Second, the integration of explainable AI into data quality platforms should be prioritized to ensure transparency, traceability, and regulatory compliance. Research should explore techniques, such as interpretable rule extraction, local surrogate models (e.g., LIME/SHAP), and audit logs that track how AI-driven quality assessments are produced. Developing benchmark datasets for explainability and regulatory alignment, particularly in high-stakes domains like finance and healthcare, will also be critical. Third, the design of self-optimizing systems based on reinforcement learning or adaptive heuristics could reduce reliance on manual interventions in quality monitoring and remediation. These systems would dynamically adjust validation rules, error thresholds, and cleaning strategies in response to changing data patterns. Future work could also explore simulation-based testing and the use of digital twins to optimize real-time learning loops.
In addition, further research should explore lightweight tools for real-time quality assessment in edge computing and IoT environments, where traditional pipelines are less effective. This includes strategies such as federated quality evaluation, sensor-level diagnostics, and compressed metadata tracking. Finally, interdisciplinary collaboration across data science, organizational studies, and regulatory policy will be essential for reframing data quality from a technical constraint into a strategic enabler of innovation and accountability.
From a practical perspective, organizations seeking to improve data quality should prioritize modular adoption of frameworks such as ISO/IEC 25000, beginning with a small set of core metrics (e.g., completeness and accuracy) and gradually expanding to more complex evaluations. Additionally, aligning internal metadata standards with FAIR indicators can support interoperability without requiring full-scale implementation. Investing in training programs and cross-functional quality governance teams can further facilitate smoother integration of tools into existing workflows. In light of the above, this study has advanced the central objective of supporting robust, scalable, and context-sensitive data quality management by integrating formal standards, analytical methodologies, and software evaluations.
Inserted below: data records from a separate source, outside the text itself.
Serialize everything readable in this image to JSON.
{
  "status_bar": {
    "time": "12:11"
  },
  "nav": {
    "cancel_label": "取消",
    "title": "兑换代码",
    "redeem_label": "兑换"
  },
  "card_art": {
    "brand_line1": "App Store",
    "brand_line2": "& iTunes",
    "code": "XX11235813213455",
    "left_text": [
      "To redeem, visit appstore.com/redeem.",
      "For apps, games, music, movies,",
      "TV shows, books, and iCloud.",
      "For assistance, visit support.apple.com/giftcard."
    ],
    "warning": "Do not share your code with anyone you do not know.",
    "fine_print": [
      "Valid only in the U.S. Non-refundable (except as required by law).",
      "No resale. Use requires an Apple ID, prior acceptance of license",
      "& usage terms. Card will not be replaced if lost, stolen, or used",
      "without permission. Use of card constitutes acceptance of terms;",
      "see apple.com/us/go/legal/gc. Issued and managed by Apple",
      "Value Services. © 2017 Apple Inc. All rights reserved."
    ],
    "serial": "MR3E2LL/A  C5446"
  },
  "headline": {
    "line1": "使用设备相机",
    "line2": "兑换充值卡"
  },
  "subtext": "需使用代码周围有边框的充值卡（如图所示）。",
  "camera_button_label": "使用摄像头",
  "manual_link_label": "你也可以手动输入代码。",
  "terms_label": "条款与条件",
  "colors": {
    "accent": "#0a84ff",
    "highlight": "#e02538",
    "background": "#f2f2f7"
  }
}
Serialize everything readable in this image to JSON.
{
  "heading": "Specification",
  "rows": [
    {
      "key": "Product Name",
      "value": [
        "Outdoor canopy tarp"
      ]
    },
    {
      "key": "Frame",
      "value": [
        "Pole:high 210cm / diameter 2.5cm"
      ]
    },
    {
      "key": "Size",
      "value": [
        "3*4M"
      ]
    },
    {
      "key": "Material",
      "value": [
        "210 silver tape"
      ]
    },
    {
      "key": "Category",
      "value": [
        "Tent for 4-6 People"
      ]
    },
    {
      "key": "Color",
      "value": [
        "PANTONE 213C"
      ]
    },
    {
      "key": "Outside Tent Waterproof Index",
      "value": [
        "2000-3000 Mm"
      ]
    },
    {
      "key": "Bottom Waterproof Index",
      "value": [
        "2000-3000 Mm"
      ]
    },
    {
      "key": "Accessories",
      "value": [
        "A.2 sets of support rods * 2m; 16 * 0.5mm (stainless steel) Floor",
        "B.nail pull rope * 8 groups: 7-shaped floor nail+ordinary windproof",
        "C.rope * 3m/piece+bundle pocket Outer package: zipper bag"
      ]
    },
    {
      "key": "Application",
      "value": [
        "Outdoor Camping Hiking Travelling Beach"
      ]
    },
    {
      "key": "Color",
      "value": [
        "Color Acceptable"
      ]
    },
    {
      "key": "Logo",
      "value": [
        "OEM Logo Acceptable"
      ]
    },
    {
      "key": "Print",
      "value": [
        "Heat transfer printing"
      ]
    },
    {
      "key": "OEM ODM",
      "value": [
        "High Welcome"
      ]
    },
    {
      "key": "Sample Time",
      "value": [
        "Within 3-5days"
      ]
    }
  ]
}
The proposed future directions aim to further consolidate this foundation by addressing emerging challenges related to cost, explainability, and adaptability.

Author Contributions

Conceptualization, E.A., N.P. and T.A.; methodology, T.A. and G.N.; software, G.N.; validation, T.A., E.A., N.P. and E.D.; formal analysis, T.A., E.A. and G.N.; investigation, T.A. and G.N.; resources, G.N., N.P., T.A. and E.D.; data curation, G.N., T.A., N.P. and E.A.; writing—original draft preparation, G.N. and T.A.; writing—review and editing, T.A., E.A., N.P. and E.D.; visualization, G.N. and T.A.; supervision, E.A.; project administration, E.A.; funding acquisition, E.A. All authors have read and agreed to the published version of the manuscript.

Funding

This research received no external funding.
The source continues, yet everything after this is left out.